Holding these different lines, Drouin forages and writes perhaps the best pages of the book when he mobilizes the full extent of his vast erudition to show the extension of the theme of the structure and fertilization of Kant and Sprengel flowers to Edmond Goblot, including Botanic writings from Darwin ; or when it follows the impact of the classifying model and the reference to Linné in fields as diverse as nosology, psychology, the painting gallery of Vienna or the Tale morphology of Vladimir Propp. Each time, Drouin invites us to follow the thread of his discoveries: often curious, always unexpected, surprising extensions sometimes to the point of becoming disconcerting.

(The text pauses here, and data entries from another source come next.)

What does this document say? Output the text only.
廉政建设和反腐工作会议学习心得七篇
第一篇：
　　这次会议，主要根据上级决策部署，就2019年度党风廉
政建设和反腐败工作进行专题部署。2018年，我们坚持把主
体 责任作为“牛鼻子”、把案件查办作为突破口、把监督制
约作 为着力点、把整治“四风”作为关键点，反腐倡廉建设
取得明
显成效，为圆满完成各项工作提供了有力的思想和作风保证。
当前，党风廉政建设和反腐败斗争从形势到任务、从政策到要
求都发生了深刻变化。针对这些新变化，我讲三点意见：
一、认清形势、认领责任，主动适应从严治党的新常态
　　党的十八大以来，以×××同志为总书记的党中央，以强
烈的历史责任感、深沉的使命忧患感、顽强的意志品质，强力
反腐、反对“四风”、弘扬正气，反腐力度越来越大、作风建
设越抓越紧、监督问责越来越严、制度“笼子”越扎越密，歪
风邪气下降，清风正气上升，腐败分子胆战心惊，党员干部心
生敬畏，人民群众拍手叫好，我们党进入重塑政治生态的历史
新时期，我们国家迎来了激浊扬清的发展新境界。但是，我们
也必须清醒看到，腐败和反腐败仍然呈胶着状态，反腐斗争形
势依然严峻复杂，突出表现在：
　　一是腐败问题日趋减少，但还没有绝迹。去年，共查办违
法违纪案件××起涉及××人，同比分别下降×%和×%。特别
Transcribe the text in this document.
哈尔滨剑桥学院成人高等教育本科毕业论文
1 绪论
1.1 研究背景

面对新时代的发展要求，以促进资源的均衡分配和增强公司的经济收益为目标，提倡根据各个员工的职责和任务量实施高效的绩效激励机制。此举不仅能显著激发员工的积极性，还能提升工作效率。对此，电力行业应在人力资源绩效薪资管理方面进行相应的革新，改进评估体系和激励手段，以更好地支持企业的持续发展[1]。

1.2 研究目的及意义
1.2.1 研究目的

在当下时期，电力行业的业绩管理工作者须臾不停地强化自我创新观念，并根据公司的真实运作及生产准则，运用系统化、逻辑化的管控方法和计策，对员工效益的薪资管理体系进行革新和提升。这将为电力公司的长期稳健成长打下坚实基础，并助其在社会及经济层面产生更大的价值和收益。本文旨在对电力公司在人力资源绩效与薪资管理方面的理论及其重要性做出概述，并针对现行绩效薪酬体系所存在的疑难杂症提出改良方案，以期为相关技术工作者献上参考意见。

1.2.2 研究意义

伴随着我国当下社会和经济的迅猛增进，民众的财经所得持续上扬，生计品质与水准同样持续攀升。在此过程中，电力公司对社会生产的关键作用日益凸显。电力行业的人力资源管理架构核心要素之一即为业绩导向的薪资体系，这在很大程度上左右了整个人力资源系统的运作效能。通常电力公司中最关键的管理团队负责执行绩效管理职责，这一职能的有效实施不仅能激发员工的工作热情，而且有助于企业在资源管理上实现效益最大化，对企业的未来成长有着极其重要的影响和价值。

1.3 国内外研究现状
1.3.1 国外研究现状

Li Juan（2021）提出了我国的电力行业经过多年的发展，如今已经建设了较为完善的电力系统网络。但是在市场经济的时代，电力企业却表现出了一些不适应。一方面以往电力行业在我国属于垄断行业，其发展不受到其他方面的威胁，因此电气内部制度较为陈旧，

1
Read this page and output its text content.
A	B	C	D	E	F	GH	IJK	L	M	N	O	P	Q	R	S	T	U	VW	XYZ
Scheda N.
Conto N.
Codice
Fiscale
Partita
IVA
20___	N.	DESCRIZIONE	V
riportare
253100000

In the passage of Dagognet to Drouin, of a philosophy of the living in the herbarium of the philosophers, we undoubtedly lose something of the haughty (and often cavalier) curriculum of Dagognet, which led us in a provocative contestation of “ naturalism ” contemporary. The herbarium of philosophers De Drouin offers a return to a more classic and less iconoclastic naturalism: where each page invites to philosophical reflection, by evoking, about plants, the charm of the memories of ancient times and the trace of exotic places.